Enfin, le scénario s’articule autour de courses de parkour et on y sent alors l’expérience acquise par Tetsuro Araki  grâce à son travail sur L’Attaque des Titans. Difficile en effet de ne pas faire le parallèle entre les combats de la série phénomène et les courses de Bubble. Ces dernières sont chorégraphiées au rythme de la musique et nous offrent frissons de vertige et rushs d’adrénaline. La réalisation de ces phases d’action est époustouflante et le mélange entre 2D et 3D fonctionne à merveille en en magnifiant le dynamisme. Nous vous déconseillons d’ailleurs de regarder le film sur un smartphone ou une tablette car vous pourriez perdre ici une grande partie de son intérêt.

Techniquement, vous l’aurez compris, le long-métrage se place vraiment dans le haut du panier de l’animation japonaise grâce au travail remarquable de WIT Studios. Hélas, on ne peut pas en dire autant de son histoire.

Un conte loin du compte

Vous vous apercevrez très rapidement -le personnage d’Uta y faisant de toute façon ouvertement référence- que l’histoire est une relecture de La Petite Sirène version Andersen. Nous nous retrouvons donc plongés dans une histoire d’amour contrariée qui ne laisse finalement pas grande surprise. C’est mignon, romantique, mais l’alchimie ne semble pas vraiment fonctionner. Dans le même style nous lui préférons par exemple Ride your Wave, lui aussi prenant l’eau comme thème principal mais hautement plus inventif.

Ce qui joue surtout en défaveur de Bubble, c’est cette présence presque incongrue des phases de courses. Il y a cette compétition qui donne certes des scènes incroyables mais qui n’amène pas grand-chose si ce n’est du spectaculaire gratuit. Il y a même des équipes rivales mais nous nous rendons vite compte qu’elles ne sont là que pour introduire plus que maladroitement des éléments sans lesquels l’intrigue serait encore plus bancale. Tout cela court-circuite finalement les vrais mystères que l’on aimerait comprendre : la présence de ces bulles et de ce dôme sur Tokyo. Le long-métrage a le celluloïd coincé entre deux chaises et ne parvient pas vraiment à fasciner par son histoire. Le mélange des styles est contreproductif et n’arrive pas à masquer un certain manque de personnalité.

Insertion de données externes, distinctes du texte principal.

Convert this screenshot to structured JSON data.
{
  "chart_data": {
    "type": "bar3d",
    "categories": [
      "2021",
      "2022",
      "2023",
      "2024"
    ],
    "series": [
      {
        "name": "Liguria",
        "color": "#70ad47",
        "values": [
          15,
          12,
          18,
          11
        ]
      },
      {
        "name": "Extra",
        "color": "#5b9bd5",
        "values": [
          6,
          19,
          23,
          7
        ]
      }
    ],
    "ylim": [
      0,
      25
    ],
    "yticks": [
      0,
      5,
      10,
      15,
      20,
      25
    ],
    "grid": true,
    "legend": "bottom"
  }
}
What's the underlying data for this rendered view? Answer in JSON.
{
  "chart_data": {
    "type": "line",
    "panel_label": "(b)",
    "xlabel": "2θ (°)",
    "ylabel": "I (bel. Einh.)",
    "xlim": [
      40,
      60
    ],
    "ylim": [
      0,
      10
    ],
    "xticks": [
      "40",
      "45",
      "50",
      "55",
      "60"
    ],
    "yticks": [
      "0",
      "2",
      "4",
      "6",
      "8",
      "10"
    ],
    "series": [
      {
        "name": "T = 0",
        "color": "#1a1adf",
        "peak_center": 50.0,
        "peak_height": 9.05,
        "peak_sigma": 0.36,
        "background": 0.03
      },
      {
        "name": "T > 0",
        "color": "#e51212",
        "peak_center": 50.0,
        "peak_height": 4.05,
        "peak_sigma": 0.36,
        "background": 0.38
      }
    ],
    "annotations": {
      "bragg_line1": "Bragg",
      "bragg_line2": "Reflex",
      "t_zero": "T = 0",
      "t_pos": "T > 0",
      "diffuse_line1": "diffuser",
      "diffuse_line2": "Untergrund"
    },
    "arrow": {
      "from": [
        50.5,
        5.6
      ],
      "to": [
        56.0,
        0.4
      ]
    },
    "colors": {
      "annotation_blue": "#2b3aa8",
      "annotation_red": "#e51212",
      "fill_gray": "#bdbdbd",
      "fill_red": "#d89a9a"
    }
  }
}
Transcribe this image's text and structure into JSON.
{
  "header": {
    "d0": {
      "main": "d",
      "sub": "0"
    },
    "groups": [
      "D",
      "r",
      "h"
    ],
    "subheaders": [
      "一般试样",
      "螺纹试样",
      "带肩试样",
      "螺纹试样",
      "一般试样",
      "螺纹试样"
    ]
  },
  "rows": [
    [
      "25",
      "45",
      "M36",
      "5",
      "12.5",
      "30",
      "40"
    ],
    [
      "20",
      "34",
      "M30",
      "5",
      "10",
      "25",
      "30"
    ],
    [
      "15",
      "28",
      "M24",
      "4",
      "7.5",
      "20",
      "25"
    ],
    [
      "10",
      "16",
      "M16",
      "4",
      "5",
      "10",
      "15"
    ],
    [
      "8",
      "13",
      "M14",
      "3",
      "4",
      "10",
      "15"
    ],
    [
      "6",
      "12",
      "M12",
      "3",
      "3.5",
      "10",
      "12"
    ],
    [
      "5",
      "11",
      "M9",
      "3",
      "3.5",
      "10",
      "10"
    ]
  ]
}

En cela, le character design -pourtant confié à une sommité du genre- déçoit encore plus que l’histoire. Nous avons droit à tous les poncifs du genre, avec le gamin qui semble échappé de Digimon, le voyou avec un bandana, le gentil géant, la scientifique à lunettes…Tout cela sent un peu trop le réchauffé. Même le héros, avec son casque toujours collé sur les oreilles, nous rappelle celui de Nos Mots comme des bulles. Seule Uta s’en sort bien, avec son esprit espiègle, innocent et surprenant. Elle est craquante à souhait et c’est le seul personnage dont nous nous soucions finalement vraiment.

Bubble doit donc s’apprécier pour ce qu’il est : un film d’animation divertissant, esthétiquement sublime et à la réalisation souvent ébouriffante mais à l’histoire loin d’être captivante. Espérons que Tetsuro Araki trouvera pour son prochain projet un scénario à la hauteur de son talent de réalisateur.

Le film est disponible depuis le 28 avril sur Netflix.